Laser microdissection of immunolabeled astrocytes allows quantification of astrocytic gene expression.

Astrocytes represent the major glial cell population within the central nervous system. In order to elucidate the function of astrocytes under physiological conditions and during the course of neurological disease, astrocytic gene expression profiling is necessary. However, since astrocytes form an intimately connected network with neurons and other cell types in the brain, gene expression analysis of astrocytes with a sufficient degree of cellular specificity is difficult. Here we are presenting a rapid and, thus, RNA preserving immunostaining protocol for the detection of astrocytes in rodent brain. This protocol can readily be combined with laser microdissection (Leica AS LMD platform) and quantitative RT-PCR (qPCR). Employing this method, we studied changes in glial fibrillary acidic protein (GFAP) expression in astrocytes of mouse entorhinal cortex following entorhinal cortex lesion. Using laser microdissection, astrocytes (n = 60) were collected in the tissue surrounding the lesion, the entorhinal cortex contralateral to the lesion, and in unlesioned control animals.

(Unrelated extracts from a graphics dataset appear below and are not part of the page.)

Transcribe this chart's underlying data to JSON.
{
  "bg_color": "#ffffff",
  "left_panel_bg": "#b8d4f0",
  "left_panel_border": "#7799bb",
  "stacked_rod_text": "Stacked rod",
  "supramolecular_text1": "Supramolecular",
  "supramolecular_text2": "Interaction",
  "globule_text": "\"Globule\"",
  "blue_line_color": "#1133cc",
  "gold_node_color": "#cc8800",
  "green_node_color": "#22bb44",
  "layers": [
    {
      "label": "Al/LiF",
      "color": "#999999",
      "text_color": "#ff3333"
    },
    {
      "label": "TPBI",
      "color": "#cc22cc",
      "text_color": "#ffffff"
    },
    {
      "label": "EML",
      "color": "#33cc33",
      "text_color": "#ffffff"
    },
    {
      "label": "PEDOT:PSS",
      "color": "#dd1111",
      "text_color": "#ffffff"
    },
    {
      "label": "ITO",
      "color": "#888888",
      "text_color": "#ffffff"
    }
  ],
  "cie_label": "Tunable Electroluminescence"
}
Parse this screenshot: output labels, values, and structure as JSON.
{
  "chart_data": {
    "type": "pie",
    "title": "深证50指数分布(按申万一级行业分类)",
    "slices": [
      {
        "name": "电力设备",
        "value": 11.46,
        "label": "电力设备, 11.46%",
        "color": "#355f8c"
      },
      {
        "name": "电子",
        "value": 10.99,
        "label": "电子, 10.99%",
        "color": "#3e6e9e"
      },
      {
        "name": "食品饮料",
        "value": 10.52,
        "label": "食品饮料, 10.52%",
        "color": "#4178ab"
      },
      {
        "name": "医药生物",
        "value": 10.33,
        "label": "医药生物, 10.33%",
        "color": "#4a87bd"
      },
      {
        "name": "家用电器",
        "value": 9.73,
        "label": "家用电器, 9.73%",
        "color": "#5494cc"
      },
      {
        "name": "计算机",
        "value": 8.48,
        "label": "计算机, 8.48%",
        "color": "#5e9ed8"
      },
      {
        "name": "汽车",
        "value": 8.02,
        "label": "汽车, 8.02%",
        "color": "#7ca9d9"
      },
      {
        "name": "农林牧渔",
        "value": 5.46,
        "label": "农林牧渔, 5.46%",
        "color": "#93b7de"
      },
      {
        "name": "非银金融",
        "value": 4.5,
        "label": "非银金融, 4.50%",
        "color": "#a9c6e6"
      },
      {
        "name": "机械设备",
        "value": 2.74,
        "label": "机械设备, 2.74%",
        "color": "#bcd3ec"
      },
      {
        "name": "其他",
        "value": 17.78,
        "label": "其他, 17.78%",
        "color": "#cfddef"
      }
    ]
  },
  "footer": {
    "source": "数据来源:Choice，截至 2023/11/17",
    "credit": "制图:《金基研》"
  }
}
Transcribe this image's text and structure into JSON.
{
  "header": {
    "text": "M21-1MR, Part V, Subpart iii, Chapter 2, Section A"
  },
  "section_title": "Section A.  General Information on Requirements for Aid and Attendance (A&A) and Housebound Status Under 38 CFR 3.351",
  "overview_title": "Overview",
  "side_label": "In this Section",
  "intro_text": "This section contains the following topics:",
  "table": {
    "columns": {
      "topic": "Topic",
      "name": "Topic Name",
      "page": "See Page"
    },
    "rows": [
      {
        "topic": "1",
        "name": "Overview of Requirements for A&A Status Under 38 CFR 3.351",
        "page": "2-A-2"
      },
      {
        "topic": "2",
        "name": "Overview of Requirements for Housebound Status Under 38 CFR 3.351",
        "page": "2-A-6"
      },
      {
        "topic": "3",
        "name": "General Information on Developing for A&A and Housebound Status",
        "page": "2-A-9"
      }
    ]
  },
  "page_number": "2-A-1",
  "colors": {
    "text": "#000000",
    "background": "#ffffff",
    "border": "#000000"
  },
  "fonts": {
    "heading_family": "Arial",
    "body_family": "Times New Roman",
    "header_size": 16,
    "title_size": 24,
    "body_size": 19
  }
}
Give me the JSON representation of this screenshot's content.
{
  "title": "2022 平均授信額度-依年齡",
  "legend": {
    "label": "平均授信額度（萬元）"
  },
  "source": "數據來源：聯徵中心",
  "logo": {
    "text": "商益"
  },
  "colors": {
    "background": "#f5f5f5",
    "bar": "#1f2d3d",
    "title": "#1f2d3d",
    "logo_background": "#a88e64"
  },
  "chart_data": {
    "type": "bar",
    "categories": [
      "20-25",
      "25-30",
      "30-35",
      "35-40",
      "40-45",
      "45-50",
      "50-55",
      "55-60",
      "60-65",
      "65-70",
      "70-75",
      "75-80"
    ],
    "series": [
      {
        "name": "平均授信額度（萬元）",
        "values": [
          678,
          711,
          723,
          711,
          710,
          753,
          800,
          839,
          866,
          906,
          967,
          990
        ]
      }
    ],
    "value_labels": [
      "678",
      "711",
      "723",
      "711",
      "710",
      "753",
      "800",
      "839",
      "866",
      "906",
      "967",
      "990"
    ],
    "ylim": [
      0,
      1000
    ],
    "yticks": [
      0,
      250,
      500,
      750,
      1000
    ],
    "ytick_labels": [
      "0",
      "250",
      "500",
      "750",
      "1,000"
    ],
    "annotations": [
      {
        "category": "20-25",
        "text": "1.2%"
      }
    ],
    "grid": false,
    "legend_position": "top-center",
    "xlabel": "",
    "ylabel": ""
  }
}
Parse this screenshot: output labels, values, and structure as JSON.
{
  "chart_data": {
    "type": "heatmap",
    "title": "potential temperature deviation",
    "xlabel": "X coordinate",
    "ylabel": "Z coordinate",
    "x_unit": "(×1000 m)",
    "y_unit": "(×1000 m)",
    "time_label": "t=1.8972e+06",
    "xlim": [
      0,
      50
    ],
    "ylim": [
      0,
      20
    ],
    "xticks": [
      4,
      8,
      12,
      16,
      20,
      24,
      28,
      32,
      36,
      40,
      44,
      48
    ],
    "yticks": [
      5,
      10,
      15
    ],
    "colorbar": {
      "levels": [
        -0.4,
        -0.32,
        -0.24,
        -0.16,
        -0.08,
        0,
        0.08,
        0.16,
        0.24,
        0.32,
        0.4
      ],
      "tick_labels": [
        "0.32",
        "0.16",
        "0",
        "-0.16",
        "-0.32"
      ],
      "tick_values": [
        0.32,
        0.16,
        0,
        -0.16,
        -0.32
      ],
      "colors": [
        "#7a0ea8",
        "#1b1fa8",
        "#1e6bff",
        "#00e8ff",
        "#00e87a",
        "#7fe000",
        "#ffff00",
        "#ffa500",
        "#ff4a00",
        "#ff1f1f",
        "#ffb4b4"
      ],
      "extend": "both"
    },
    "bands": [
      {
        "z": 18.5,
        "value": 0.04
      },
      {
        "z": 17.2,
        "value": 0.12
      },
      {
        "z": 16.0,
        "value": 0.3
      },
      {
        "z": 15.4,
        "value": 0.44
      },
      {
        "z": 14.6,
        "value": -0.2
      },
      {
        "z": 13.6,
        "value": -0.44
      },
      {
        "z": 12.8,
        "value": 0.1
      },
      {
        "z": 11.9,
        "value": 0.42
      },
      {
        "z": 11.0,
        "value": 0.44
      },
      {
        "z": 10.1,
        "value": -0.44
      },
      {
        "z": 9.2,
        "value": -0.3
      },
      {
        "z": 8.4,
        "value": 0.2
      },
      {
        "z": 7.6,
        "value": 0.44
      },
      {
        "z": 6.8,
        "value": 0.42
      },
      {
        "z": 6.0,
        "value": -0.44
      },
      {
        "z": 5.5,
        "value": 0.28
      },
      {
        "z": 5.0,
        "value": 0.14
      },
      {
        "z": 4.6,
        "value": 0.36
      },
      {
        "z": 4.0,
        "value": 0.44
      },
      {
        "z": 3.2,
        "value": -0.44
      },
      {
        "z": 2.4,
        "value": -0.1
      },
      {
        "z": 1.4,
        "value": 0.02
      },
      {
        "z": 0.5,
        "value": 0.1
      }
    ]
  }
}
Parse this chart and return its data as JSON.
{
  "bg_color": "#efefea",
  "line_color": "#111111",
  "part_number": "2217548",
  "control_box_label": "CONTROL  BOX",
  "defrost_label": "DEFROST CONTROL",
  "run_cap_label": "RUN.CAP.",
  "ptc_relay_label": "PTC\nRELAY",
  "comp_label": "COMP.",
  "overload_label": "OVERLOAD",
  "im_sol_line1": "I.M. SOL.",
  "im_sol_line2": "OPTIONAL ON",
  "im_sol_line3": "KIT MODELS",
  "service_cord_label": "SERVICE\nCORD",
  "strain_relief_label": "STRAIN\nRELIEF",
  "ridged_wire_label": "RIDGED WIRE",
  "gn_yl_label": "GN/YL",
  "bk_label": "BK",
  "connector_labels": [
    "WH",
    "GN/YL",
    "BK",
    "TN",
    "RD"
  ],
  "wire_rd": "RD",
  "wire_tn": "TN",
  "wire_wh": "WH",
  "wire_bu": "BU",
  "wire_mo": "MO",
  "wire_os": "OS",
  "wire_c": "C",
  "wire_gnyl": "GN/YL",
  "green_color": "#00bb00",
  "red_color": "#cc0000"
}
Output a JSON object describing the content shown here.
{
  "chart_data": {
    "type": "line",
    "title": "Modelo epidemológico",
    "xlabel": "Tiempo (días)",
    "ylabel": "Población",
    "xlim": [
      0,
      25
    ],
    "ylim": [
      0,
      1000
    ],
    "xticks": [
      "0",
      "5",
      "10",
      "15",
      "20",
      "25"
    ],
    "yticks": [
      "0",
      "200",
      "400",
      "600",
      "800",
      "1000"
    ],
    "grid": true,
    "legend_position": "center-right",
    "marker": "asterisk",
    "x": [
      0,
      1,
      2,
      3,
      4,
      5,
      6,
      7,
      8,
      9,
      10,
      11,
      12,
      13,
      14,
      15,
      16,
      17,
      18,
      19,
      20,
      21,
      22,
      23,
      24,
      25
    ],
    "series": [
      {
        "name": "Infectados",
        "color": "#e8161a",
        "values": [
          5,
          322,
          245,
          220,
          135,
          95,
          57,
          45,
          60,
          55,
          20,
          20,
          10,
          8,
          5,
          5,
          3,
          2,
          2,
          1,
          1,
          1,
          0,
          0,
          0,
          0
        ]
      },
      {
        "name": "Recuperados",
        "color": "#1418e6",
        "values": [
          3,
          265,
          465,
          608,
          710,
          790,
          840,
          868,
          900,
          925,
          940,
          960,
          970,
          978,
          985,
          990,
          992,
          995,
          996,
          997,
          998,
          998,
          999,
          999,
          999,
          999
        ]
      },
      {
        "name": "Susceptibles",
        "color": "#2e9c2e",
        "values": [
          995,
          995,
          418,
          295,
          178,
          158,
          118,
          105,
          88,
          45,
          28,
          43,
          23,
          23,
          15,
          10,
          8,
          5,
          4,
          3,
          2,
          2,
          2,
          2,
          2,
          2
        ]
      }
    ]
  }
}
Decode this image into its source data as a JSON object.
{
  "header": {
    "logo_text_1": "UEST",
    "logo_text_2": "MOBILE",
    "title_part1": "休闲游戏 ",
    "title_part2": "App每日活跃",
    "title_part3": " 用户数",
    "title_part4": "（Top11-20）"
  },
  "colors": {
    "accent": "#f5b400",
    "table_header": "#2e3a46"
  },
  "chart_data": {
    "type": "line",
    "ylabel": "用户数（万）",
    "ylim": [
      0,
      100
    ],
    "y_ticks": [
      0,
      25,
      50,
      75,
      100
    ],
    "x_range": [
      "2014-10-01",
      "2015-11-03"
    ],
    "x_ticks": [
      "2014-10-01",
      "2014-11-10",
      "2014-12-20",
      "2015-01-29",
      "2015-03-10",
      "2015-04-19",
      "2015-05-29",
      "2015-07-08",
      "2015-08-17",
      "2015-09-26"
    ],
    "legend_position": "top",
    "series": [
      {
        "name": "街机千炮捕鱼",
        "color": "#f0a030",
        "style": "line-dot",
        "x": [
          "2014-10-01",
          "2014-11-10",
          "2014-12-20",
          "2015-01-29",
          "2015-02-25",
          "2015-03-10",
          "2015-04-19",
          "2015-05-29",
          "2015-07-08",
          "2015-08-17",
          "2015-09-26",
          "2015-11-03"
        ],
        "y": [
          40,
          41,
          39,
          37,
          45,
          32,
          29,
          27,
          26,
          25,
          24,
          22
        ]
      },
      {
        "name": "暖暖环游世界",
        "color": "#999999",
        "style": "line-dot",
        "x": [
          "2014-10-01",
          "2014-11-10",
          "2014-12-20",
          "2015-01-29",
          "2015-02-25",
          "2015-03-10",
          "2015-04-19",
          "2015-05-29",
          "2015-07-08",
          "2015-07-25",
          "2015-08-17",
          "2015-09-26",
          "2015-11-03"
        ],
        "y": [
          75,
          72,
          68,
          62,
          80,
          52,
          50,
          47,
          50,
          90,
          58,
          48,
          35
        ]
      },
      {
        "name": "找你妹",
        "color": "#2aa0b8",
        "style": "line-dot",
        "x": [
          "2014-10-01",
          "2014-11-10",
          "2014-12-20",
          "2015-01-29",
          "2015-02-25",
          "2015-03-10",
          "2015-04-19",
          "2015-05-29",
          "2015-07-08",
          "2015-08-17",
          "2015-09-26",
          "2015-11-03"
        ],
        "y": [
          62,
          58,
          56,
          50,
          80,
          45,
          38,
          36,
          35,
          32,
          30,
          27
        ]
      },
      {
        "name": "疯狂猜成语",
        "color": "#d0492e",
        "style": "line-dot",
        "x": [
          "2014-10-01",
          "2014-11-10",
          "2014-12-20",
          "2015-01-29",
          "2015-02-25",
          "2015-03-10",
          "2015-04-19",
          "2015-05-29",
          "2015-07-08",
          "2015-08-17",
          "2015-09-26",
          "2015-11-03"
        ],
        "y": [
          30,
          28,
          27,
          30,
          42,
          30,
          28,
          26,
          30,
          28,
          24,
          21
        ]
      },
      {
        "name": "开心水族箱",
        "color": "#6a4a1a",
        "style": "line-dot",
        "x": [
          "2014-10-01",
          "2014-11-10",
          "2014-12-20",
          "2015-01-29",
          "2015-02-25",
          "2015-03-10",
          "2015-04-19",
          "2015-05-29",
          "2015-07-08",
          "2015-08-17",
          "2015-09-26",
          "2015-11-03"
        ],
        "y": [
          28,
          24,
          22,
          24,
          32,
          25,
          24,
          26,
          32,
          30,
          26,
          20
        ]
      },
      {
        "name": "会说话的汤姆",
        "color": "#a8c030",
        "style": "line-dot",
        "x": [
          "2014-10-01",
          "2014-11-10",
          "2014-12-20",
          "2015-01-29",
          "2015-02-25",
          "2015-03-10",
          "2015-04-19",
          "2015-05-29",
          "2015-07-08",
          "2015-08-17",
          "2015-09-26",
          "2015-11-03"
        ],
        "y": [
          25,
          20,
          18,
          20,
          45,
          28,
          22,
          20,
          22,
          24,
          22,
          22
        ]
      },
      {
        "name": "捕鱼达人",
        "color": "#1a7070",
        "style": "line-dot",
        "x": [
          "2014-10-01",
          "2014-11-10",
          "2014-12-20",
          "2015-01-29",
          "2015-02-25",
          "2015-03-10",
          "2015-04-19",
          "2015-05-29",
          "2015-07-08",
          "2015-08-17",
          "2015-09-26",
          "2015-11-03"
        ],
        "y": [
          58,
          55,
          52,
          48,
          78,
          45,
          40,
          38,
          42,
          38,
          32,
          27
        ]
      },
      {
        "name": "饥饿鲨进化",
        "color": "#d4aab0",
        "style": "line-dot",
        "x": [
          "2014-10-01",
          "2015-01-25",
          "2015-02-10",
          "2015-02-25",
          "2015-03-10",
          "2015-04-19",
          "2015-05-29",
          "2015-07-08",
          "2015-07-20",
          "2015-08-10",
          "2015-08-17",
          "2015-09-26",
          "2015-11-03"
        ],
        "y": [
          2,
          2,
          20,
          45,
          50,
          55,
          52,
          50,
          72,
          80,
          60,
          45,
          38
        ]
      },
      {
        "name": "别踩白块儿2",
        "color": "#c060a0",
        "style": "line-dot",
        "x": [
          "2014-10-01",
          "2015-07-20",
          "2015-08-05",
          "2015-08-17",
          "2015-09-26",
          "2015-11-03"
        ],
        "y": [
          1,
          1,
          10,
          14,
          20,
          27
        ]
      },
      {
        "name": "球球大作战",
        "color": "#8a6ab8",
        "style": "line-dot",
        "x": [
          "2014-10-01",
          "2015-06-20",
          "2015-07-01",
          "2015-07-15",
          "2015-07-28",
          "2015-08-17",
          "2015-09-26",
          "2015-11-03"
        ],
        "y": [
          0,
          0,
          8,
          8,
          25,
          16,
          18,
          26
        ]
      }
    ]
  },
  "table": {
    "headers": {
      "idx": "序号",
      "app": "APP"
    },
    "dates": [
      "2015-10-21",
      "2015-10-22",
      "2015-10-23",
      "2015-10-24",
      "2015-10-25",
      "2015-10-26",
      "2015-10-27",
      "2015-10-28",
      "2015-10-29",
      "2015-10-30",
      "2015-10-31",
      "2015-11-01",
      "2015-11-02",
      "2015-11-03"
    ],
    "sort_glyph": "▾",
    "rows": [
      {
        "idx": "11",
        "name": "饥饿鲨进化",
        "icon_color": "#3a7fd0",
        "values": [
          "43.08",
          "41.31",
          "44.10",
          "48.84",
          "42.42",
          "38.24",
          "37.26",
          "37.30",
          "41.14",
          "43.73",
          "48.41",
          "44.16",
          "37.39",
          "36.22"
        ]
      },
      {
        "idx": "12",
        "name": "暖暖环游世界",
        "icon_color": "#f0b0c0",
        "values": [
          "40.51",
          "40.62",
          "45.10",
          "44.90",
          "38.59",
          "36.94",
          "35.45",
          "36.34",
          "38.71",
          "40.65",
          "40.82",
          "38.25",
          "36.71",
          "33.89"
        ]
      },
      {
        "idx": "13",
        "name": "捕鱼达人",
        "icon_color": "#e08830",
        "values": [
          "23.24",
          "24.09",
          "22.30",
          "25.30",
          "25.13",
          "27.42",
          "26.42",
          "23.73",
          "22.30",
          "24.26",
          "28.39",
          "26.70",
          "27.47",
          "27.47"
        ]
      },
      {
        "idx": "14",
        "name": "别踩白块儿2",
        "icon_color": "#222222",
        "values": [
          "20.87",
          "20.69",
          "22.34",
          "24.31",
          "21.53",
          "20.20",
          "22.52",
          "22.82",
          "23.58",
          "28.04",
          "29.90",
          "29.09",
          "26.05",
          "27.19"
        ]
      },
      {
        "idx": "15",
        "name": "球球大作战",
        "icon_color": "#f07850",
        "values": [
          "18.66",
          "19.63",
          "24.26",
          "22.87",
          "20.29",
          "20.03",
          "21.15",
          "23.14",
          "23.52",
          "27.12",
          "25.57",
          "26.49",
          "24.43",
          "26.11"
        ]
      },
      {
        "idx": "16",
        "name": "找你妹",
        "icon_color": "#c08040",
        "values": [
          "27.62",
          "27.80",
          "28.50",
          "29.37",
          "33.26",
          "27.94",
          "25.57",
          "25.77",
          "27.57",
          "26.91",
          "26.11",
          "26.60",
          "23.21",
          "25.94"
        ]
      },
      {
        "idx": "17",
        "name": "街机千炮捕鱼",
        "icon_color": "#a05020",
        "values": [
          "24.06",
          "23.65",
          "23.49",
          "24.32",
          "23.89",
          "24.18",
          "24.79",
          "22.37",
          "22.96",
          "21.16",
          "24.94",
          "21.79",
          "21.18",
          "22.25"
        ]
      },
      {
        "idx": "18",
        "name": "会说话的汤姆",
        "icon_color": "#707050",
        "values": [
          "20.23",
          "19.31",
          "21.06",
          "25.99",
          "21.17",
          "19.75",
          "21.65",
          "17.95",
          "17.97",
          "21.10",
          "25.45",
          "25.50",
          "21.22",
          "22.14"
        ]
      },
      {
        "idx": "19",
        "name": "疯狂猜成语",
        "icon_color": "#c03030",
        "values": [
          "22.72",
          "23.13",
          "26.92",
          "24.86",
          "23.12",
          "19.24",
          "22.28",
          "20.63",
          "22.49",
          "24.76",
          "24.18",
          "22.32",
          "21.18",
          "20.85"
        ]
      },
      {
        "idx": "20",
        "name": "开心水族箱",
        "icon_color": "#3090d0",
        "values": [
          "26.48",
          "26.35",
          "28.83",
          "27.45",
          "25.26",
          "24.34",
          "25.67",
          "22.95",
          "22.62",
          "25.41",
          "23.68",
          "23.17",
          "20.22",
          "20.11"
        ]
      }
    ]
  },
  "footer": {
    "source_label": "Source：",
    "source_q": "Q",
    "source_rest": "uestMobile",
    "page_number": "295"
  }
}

Changes in GFAP mRNA were quantified using qPCR. GFAP mRNA levels were 82-fold higher in astrocytes of lesioned animals at the site of the lesion compared to GFAP mRNA levels in entorhinal cortex astrocytes of control mice. GFAP mRNA levels were only slightly elevated at the contralateral side (lesioned animals). This optimized protocol for immunolabeling and laser microdissection of astrocytes followed by qPCR allows quantification of astrocytic gene expression levels with a high degree of cellular specificity. It may similarly be employed in different settings where other cell types need to be identified and microdissected for gene expression profiling.